Hein: The General is wondering why he is explaining himself to the Captain… (looks over at Elliot) And why the Major hasn't thrown away that damned book yet!

Elliot: The uh, Major was bored, sir… (tosses the book over his shoulder)

Hein: Well, now that this is all sorted out, the General wants a coffee… The Major and the Captain are dismissed…

Phi: (appearing from nowhere) The author thinks the readers will be sick and tired of all this "The General" nonsense. And get the author some coffee while you're at it!

(The scene cuts to Aki's dream again. She is still watching the bright sunshine, shielding her eyes from its painful rays. This time though, she can see something approaching, like a great, multi-coloured tidal wave. She raises an eyebrow as the wave continues ever closer. She can see that's made up of a whole zoo full of mysterious creatures, animals and people who don't look very happy)

Aki: What the hexymethadipamide?

(The wave continues until it surrounds her – the creatures scream and cackle and make bad jokes as they run around her. Aki chances a look up, but – not to her total surprise – she wakes up)

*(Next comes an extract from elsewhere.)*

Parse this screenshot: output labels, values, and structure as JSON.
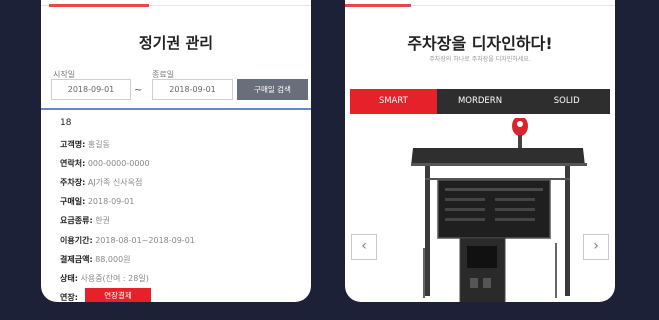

Aki: (V.O.) I'm convinced these dreams are some form of communication. Well, it's that, or I'm going crazy. Either way, it can mean only one thing… I need to up my medication…

(There is a sound like a shuffling of pieces of paper and urgent whispering)

Aki: (V.O.) I, uh, mean. It can only mean one thing. The Phantom inside me is winning…

(The dramatic music builds up into a crescendo)

Aki: (V.O.) Ack! Can you get restraining orders on dramatic music?